AI as Information Asbestos
Are AI licensing agreements purely business? Or do they spread editorial cancer?
The CEO of Microsoft, Satya Nedella, warned at Davos last week that unless AI adoption widens dramatically, we may be in a bubble. It was viewed as the latest sign that, yes indeed, we are in an AI bubble and some of the players are getting nervous.
- Talk about a “tell” at the poker table . . .
- Perhaps the fact that my spellcheck — actually, really, I’m not making this up — corrected his name to “starchy Nutella” might also be a related warning that LLMs aren’t all they’re cracked up to be.
As I’ve documented the numerous failings of LLMs rolled out across the scientific publishing space, it has become clear we’re polluting the scientific record in a new and infernal manner.
Business and editorial firewalls are the normative functional dividing lines between the money side of a publishing business and the editorial side.
In a strong subscription journal, these functions are kept separate so that money doesn’t corrupt editorial decision-making.
- Gold OA journals eliminated the wall in an obvious and corrosive way.
The presumption in the business offices that still hew toward a separation of powers seems to be that LLM licenses and deals are akin to content licensing agreements with aggregators or search companies crawling and indexing a site.

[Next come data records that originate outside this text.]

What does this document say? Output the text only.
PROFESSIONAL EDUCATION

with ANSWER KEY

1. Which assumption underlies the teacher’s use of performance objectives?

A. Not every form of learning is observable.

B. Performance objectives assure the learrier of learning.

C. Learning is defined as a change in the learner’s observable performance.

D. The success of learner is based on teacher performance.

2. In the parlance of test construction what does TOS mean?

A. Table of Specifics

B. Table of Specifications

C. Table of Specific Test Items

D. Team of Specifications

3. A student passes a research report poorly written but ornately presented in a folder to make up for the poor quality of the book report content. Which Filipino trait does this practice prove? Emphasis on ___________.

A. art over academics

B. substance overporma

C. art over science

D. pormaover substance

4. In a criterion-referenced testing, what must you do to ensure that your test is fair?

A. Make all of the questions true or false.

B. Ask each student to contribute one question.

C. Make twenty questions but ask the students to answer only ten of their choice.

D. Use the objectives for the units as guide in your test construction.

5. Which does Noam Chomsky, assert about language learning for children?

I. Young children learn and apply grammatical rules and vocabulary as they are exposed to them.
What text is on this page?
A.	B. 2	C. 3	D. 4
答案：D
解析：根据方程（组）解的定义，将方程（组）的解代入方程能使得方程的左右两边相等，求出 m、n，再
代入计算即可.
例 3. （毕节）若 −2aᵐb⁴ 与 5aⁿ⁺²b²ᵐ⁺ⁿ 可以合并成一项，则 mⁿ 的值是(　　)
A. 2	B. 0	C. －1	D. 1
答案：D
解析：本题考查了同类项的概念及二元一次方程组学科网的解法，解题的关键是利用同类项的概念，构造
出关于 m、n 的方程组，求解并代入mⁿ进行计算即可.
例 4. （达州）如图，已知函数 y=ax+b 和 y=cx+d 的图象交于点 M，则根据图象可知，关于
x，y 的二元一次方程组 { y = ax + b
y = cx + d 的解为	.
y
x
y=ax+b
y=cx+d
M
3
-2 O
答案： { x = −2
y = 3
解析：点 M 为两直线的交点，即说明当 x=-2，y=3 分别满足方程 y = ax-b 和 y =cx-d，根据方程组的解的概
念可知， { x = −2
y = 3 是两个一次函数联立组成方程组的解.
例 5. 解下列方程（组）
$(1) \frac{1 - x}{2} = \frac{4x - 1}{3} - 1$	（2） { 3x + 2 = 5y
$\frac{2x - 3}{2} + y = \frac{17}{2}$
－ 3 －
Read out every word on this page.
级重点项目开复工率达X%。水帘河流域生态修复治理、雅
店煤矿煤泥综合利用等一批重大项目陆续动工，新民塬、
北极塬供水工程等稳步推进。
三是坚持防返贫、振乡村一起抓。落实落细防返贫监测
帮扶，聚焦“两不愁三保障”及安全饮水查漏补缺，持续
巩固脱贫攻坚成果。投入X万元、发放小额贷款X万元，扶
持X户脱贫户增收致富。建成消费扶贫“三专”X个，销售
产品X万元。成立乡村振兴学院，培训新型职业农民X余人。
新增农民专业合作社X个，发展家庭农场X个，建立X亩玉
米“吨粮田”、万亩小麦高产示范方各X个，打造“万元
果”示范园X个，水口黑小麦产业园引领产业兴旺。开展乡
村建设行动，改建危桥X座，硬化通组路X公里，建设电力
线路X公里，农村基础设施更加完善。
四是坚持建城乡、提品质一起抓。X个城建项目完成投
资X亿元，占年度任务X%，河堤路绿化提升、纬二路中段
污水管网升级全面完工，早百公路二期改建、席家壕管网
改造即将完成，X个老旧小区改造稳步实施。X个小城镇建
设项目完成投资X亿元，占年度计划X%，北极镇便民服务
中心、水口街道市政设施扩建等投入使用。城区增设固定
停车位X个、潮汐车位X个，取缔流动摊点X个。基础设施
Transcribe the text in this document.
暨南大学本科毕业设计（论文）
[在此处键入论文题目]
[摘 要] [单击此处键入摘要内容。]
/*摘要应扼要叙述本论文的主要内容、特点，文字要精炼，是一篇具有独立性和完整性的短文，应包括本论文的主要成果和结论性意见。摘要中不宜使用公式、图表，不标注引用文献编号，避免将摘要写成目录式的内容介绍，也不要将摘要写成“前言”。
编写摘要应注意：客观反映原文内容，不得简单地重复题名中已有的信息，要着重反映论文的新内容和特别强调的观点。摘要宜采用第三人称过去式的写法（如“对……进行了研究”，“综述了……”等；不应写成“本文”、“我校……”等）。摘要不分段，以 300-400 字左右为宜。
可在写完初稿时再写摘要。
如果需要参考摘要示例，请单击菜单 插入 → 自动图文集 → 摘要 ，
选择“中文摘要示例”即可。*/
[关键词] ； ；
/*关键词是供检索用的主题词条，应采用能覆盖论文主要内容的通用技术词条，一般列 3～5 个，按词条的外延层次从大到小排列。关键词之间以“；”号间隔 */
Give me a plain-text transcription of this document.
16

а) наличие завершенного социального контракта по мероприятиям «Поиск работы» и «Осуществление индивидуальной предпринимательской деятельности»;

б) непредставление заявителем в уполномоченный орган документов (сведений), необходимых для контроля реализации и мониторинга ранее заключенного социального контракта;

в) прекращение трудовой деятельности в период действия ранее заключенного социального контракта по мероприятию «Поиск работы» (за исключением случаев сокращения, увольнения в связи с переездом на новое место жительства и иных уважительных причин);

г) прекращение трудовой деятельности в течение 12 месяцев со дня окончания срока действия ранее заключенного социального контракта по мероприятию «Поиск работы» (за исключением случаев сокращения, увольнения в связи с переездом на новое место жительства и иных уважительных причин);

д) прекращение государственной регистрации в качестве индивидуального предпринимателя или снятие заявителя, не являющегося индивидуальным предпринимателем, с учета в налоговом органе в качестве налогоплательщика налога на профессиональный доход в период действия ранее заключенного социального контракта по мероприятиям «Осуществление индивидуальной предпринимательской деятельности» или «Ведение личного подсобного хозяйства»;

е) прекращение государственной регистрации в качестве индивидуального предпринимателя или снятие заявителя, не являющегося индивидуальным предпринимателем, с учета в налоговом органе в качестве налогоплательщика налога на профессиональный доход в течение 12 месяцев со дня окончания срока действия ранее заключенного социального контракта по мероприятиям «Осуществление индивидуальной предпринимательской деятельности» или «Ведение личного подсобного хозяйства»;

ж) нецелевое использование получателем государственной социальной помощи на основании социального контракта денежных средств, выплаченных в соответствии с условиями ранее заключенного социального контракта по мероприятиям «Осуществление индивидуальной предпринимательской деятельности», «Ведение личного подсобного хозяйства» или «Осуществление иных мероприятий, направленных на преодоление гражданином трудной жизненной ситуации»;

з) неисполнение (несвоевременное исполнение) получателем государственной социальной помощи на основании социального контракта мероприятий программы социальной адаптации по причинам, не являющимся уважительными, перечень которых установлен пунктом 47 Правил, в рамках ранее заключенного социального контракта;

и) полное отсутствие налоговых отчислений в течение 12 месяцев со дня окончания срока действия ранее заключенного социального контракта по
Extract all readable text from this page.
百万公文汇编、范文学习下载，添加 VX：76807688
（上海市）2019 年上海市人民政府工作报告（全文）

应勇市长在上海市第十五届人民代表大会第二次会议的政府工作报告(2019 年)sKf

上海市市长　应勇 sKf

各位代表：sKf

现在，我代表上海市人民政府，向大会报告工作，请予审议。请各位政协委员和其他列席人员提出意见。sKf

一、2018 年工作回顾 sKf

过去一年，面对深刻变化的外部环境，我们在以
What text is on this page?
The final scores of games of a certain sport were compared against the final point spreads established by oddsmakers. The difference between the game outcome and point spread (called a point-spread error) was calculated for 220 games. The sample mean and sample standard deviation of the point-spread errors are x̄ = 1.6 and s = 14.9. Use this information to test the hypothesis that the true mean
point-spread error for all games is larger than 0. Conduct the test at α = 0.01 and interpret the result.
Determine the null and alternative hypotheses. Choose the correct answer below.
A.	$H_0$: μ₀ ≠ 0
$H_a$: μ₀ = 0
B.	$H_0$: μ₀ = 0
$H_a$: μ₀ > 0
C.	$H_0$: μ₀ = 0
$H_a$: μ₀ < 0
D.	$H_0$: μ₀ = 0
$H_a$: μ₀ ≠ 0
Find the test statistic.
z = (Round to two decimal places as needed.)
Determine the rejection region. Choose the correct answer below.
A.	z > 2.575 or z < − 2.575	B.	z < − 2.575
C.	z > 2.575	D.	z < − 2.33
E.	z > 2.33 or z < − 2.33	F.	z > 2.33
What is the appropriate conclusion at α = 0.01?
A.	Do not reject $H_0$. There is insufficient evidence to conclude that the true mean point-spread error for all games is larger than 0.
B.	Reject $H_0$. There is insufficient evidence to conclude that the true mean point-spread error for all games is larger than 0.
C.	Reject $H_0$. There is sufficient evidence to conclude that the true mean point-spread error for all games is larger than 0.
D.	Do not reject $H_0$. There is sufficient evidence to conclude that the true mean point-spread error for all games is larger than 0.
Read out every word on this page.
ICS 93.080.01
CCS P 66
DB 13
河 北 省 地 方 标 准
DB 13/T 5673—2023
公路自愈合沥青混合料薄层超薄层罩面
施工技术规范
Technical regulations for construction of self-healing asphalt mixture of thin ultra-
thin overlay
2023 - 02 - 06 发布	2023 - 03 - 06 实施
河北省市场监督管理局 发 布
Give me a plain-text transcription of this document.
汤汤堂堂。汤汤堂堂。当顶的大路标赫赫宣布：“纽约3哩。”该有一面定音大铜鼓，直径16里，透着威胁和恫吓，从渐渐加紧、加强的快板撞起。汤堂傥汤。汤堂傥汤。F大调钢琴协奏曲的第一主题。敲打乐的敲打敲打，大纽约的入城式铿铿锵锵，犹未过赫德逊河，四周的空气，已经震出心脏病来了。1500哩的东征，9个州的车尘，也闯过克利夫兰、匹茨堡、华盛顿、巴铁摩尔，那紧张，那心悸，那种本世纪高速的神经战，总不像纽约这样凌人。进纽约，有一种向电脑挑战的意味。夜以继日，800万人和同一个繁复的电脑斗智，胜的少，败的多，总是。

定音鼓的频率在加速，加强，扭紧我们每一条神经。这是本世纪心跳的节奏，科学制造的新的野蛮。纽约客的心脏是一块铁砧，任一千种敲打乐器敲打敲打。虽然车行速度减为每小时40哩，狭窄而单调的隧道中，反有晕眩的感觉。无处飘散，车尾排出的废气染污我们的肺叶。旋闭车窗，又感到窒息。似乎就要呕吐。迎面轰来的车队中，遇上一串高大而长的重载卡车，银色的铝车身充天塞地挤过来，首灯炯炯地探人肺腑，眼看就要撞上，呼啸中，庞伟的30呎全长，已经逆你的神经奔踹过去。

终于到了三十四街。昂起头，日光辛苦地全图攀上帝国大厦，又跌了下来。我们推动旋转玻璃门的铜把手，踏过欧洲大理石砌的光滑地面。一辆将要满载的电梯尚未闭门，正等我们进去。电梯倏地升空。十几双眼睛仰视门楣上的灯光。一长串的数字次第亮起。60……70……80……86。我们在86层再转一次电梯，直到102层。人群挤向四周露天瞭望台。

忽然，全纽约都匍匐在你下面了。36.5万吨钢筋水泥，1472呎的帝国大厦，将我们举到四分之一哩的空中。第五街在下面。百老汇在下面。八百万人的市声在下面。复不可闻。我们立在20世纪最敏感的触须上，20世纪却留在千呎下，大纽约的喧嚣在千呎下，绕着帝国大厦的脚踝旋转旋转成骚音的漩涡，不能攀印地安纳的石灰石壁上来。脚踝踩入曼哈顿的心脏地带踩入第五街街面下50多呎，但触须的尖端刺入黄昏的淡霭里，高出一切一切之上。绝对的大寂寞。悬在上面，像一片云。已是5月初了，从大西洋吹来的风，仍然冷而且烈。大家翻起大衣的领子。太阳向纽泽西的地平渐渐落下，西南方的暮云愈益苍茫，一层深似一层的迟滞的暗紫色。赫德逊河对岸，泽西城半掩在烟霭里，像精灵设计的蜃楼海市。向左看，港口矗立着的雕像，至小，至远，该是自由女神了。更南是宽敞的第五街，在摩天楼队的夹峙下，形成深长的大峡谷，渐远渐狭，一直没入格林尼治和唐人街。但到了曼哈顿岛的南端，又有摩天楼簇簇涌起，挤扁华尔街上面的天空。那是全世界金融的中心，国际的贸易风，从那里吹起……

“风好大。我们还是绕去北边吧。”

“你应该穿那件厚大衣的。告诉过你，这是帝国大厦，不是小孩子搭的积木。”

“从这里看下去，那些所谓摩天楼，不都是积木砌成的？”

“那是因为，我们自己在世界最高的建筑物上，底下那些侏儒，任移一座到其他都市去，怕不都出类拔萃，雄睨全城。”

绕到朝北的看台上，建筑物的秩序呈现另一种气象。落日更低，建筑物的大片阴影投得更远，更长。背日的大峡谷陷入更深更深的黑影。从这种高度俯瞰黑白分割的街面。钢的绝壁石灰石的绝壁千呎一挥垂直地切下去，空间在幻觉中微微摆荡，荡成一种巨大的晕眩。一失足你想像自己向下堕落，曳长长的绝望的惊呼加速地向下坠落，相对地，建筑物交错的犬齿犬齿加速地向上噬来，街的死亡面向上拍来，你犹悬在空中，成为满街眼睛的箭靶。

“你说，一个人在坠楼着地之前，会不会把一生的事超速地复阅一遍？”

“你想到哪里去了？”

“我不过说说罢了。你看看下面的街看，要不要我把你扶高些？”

But LLMs are fundamentally different beasts, atomizing, weighting, and regurgitating content in order to not simply represent existing editorial content in a different platform context but to generate new editorial content in stochastic and unpredictable ways.
This difference has significant implications as to who and how these agreements are made and managed, I’d assert.
Corey Doctorow compares the current spray of content from LLMs into our lives to the reckless adoption of a cancer-causing agent every homeowner dreads discovering because the abatement work is expensive and intrusive:
AI is the asbestos in the walls of our technological society, stuffed there with wild abandon by a finance sector and tech monopolists run amok. We will be excavating it for a generation or more.
Mixed in with wallboard and cement in foundations, asbestos was everywhere for a time, and now information asbestos is now everywhere as LLMs are being pushed to scale.
Worse, LLMs at top journals are injecting cancerous asbestos fibers into business and editorial firewalls, a new carcinogen neither side may detect or even know to look for given how relentlessly companies are pushing for mindless adoption given the money at stake.
It’s not like medical journals haven’t dabbled in monied carcinogenic products before:

AI may just be today’s version:

Why would journal editors sign off on their journals being used to advertise information carcinogens?
Because they don’t view them as carcinogenic – yet.